Car le dossier d’Odeh est loin d’être anodin : 37 infractions routières enregistrées, dont certaines pour conduite sous suspension. Une accumulation qui jette une ombre sur l’image du parlementaire, déjà connu pour ses prises de position virulentes contre la politique sécuritaire israélienne. L’ironie n’a pas échappé à la presse : celui qui critique sans relâche l’“abus de pouvoir” des forces de l’ordre se retrouve pris à défaut sur la voie publique, précisément là où la loi ne tolère pas d’exceptions.
Interrogé par Israel Hayom, l’entourage d’Odeh a tenté de désamorcer la polémique : « Il s’agit d’un incident datant de quatre ans. La plupart des infractions ont été commises par des assistants et des chauffeurs au service du député, et non par lui personnellement. » Une défense qui a suscité le scepticisme. Les juristes rappellent que la responsabilité incombe toujours au titulaire du véhicule, surtout lorsqu’il s’agit d’un élu de la République.
Ce n’est pas la première fois qu’Ayman Odeh se retrouve sous les projecteurs pour de mauvaises raisons. En 2021, il avait été au centre d’une altercation verbale avec la police lors d’une manifestation à Jérusalem-Est. Plus récemment, son véhicule avait été pris pour cible par des manifestants, événement qui avait suscité la condamnation du président Herzog et relancé le débat sur la violence politique. Aujourd’hui, c’est une autre forme de “violence” qui lui est reprochée : celle d’une conduite irresponsable.
Pour une partie du public israélien, cette affaire symbolise le déclin moral d’une certaine classe politique. “Comment peut-on exiger la rigueur de l’État quand on bafoue soi-même ses lois les plus élémentaires ?”, interroge un éditorialiste du Jerusalem Post. Du côté du Likoud, certains n’ont pas manqué de pointer l’hypocrisie : “Quand Odeh prêche la légalité pour les autres, il ferait bien de s’y soumettre lui-même.”

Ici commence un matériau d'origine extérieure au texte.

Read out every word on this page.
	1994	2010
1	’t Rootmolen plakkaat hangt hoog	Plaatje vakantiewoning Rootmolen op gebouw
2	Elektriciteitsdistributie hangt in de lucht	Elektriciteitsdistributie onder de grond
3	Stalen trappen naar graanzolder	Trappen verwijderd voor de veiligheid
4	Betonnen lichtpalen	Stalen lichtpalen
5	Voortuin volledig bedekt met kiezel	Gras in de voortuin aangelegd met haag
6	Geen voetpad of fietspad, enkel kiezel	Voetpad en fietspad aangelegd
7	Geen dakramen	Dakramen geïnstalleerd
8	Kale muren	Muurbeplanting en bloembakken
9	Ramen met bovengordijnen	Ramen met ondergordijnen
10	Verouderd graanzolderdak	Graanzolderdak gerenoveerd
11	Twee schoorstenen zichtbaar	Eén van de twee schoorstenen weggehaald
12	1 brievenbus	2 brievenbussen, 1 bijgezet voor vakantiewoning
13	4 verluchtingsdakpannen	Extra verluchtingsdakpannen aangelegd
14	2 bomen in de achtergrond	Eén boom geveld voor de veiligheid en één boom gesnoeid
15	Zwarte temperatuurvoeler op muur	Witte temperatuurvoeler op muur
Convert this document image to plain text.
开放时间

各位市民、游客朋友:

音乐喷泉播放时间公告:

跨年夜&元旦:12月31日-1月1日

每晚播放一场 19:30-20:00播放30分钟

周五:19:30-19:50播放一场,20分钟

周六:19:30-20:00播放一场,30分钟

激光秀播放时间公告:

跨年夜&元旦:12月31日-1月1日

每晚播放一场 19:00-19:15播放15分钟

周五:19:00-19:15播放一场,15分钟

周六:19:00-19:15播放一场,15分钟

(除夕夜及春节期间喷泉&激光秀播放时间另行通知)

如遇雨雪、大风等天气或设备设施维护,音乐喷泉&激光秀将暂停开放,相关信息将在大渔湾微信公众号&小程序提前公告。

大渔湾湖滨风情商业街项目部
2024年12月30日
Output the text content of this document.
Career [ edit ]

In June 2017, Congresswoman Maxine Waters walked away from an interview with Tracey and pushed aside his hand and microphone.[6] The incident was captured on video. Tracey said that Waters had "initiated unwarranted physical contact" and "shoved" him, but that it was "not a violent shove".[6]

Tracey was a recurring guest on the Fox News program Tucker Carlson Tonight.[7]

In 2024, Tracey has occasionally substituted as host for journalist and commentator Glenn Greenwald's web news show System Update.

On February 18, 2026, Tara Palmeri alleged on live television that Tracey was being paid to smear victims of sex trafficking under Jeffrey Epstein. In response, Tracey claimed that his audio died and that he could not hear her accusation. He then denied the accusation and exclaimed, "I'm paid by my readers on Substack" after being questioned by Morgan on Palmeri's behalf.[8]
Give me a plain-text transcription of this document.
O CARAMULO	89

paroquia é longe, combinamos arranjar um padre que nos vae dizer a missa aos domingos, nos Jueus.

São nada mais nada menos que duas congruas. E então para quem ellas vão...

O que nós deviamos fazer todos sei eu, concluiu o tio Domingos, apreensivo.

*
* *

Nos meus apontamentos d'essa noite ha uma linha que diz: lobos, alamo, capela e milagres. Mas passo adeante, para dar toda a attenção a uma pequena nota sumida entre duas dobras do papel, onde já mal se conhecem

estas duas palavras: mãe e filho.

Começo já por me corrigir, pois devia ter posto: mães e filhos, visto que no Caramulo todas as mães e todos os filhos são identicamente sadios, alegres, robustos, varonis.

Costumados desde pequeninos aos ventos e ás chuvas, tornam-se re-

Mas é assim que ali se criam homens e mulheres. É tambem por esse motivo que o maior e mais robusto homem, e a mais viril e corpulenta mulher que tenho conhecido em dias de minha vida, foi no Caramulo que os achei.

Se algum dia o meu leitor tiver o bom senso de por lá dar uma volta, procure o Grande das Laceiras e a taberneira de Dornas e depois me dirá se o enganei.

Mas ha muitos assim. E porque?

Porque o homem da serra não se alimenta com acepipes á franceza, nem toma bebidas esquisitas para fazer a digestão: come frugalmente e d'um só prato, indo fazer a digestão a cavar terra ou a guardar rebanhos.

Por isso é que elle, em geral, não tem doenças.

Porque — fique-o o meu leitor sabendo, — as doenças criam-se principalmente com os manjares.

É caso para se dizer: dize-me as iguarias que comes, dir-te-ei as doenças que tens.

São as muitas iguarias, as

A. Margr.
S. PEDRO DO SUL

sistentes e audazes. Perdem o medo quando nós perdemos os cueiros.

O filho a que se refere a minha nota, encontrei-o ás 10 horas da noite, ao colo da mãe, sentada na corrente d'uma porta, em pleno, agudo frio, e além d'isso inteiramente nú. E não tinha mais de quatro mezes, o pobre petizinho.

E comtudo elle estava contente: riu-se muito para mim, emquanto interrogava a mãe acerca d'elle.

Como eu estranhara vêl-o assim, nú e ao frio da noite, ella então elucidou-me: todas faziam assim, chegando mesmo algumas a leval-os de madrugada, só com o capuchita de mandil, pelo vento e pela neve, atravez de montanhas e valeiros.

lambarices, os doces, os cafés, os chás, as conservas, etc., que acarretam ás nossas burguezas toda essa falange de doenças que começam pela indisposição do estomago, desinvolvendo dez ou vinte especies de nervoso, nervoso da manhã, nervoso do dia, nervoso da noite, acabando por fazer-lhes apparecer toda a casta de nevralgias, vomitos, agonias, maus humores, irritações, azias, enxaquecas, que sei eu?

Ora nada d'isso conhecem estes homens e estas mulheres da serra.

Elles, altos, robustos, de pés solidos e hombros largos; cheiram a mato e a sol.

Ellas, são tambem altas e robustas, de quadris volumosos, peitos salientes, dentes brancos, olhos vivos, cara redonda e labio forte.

Mais derrière le scandale médiatique, le dossier soulève un problème plus large : le comportement routier des élus israéliens, souvent exemptés de sanctions sévères. Plusieurs affaires similaires ont concerné par le passé des députés ou des maires surpris en excès de vitesse ou au téléphone au volant. L’impunité perçue alimente un sentiment d’injustice chez les citoyens ordinaires.
Ayman Odeh, qui avait bâti une partie de sa réputation sur son discours en faveur des droits civiques et de la “moralisation publique”, se retrouve désormais dans la position inverse. La route, une fois encore, devient le théâtre symbolique d’un conflit entre la parole et les actes.
Pour le juge ayant rendu sa décision, la sentence se voulait pédagogique : rappeler qu’en démocratie, nul n’est au-dessus de la loi. Le message est clair : même les conducteurs les plus puissants doivent, un jour ou l’autre, s’arrêter au feu rouge de la justice.